第75回
一条真也
『心との戦い方』ヒクソン・グレイシー著(新潮社)

 

 著者は、総合格闘技の世界を変えた「グレイシー柔術」の最強戦士として知られ、なんと400戦無敗を誇ります。  
 すでに現役引退を表明していますが、高田延彦や船木誠勝など、日本人の強豪も倒してきました。わたしは、それらの試合を東京ドームで実際に観戦しました。同じく生涯無敗を誇ったという宮本武蔵のイメージに通じる雰囲気でした。
 本書は、そのタイトルからもわかるように、「心」について書かれた本です。
著者は「考え方ひとつで未来は変わる」と断言し、次のように述べます。
「たとえば、Aという人が狭くて暑苦しい場所に閉じ込められたとしよう。彼の頭がこう判断を下したら、どうなるだろうか。『こんなに狭くて暑苦しいところは初めてだ。ずっといたら、窒息してしまう』おそらく、彼はその考えに凝り固まって、思考停止に陥ってしまう。その先に待っているのは、パニックだろう」
 続けて、著者は次のようにも述べます。
「一方、Bという人が同じ場所に閉じ込められたとする。彼の頭はこう考えた。『確かに、ここは狭くて暑苦しい。でも、落ち着いてゆっくり呼吸したら、何とか生き延びることはできそうだ』そして、『俺は絶対にあきらめないぞ。粘って粘って、何とか生き延びるんだ。時間を稼いで救援を待つか、自分で逃げ出す方法を見つけよう』と自らを励まし続ける。このように考え、このように行動することで、彼が生き延びるチャンスは格段に高まるはずだ」
 この文章は非常に説得力があります。
 さすがは、超一流の格闘家ですね。著者の言っていることは、つまるところポジティブ・シンキングということでしょう。 
 そして、著者のポジティブ・シンキングは以下の文章で極まります。
「ブラジルには、こんな諺がある。
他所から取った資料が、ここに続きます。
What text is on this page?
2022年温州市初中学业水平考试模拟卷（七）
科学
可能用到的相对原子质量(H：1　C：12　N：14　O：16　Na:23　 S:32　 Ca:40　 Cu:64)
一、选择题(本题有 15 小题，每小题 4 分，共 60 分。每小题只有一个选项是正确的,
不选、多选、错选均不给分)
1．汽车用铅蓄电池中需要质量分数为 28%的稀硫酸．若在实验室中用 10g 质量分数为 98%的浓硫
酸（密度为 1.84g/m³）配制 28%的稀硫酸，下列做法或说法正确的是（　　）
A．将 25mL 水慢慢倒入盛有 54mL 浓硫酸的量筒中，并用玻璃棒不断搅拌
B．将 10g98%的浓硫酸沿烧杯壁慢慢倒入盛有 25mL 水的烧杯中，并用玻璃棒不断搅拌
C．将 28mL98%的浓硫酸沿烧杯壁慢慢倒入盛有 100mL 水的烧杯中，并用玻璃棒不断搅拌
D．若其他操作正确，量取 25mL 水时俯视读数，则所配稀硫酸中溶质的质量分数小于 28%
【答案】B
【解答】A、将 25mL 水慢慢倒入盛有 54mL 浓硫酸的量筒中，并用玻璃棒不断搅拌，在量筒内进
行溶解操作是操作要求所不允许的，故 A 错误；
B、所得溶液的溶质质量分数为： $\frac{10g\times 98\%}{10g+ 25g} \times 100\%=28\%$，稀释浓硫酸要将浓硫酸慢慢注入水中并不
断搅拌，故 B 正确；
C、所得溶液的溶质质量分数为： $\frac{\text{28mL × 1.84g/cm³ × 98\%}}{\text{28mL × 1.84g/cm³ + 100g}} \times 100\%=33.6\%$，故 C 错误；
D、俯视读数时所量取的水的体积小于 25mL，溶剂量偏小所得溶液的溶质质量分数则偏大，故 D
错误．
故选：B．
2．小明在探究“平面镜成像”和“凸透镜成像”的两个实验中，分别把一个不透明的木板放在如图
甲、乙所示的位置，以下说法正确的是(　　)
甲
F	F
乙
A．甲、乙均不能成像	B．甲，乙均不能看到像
『何か悪いものを食べても、それで死ぬことがなければ、結局は自分の栄養になっているのだ』大きな困難に直面して、ひどく苦しむことがあるだろう。しかし、それで自分が命を取られるのでなければ、長い目で見れば、そのようなつらい経験も、自分の肥やしとなるはずだ」

 本書は、ポジティブ・シンキング、メンタル・コントロール、グリーフケア、成功哲学・・・じつにさまざまな読み方ができると思いますが、なによりも優れた幸福論だと思いました。
 著者自身が格闘家であることから『心との戦い方』というタイトルになったのでしょうが、『心とのつきあい方』という方が内容にふさわしいとも思いました。
 読めば生きる勇気が湧いてくる本です。